The latest weekly number dropped considerably. Undoubtedly weather-related, the question is how much effect from the temporarily frozen middle sections of the country.
The good news, such that it can be classified that way these days, is that this Polar Vortex tornado shut down a good piece of domestic energy production, too – preserving the basic elements of what is driving crude oil prices vertical. This supply squeeze continues unabated, increased by what happened in Texas, as producers have held down production even as WTI resurrected like the mythical phoenix. They have yet to signal any rush to ramp back up, perhaps spoiling the blackened bird’s ascent.
What that means is clear extrapolation; so long as production remains incredibly suppressed, the oil market overall can continue to – at best – modestly rebalance. It hasn’t quite yet, still future tense; the end of COVID is being projected alongside some semblance of normality in the real economy.
There is some basis for thinking this way, and not just “stimulus” faith. Crude oil stocks have come down during what would otherwise have been a normal period of seasonal accumulation. From record levels despite huge production cuts, to near record levels and suppressed production for as long as foreseeable.
Gasoline is still a problem, though, especially given indicated demand even when picking up in January and early February.
Growing backwardation (incentivizing use rather than storage) at the front of the WTI curve indicates that the market isn’t too concerned with these radically more positive forward projections of physical balancing – even if they are only scheduled for forward arrival.
Obviously, the prospects for more Uncle Sam payments are being traded as having the same effect as those prior transfers. The danger, therefore, lies on the gasoline chart (below) in between them; what happens when, not if, these payments run out? If it ends up being like last time, between summer and the end of last year, when the government stops paying the physical product stops moving (as much). Dependent upon the politics of stipends.
The assumption here, as well as many other markets, is that recovery shows up before this matters; or that recovery will show up because the US government somehow isn’t Japan. Increasingly priced for what seems perfection, though what about the dollar?
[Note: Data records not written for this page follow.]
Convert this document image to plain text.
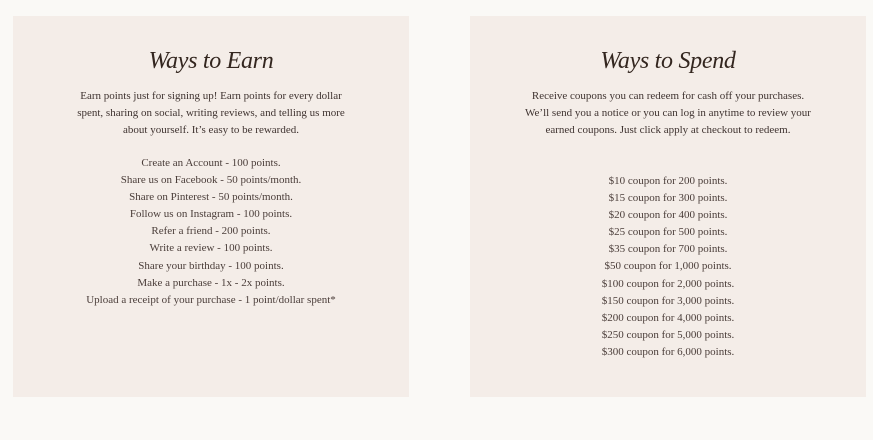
Ways to Earn

Earn points just for signing up! Earn points for every dollar spent, sharing on social, writing reviews, and telling us more about yourself. It’s easy to be rewarded.

Create an Account - 100 points.
Share us on Facebook - 50 points/month.
Share on Pinterest - 50 points/month.
Follow us on Instagram - 100 points.
Refer a friend - 200 points.
Write a review - 100 points.
Share your birthday - 100 points.
Make a purchase - 1x - 2x points.
Upload a receipt of your purchase - 1 point/dollar spent*
Ways to Spend

Receive coupons you can redeem for cash off your purchases. We’ll send you a notice or you can log in anytime to review your earned coupons. Just click apply at checkout to redeem.

$10 coupon for 200 points.
$15 coupon for 300 points.
$20 coupon for 400 points.
$25 coupon for 500 points.
$35 coupon for 700 points.
$50 coupon for 1,000 points.
$100 coupon for 2,000 points.
$150 coupon for 3,000 points.
$200 coupon for 4,000 points.
$250 coupon for 5,000 points.
$300 coupon for 6,000 points.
What we know from 2018 experience is that WTI can keep moving higher, like long-end UST yields, even as dollar problems (like those discussed yesterday) crop up and then proliferate negatively around the world. This seems to depend upon the extent of focus any potential Euro$ #5 might have on the domestic system; during Euro$ #4, oil prices wouldn’t succumb until October 2018’s landmine, and during Euro$ #3 it took about six months, too, before WTI plunged like long UST’s and CNY already had.
Thus, beyond the potential Euro$ #5 (assuming we really are out of #4), which is only just potential at the moment, there would also be complications arising from these other domestic factors where the physical fundamentals aren’t actually yet back to balance – it’s being presumed they’ll get there uninterrupted before anything else might go wrong.
And largely based upon Uncle Sam.
The government’s stipends have an impact, no doubt. Lasting impact? That really is another question.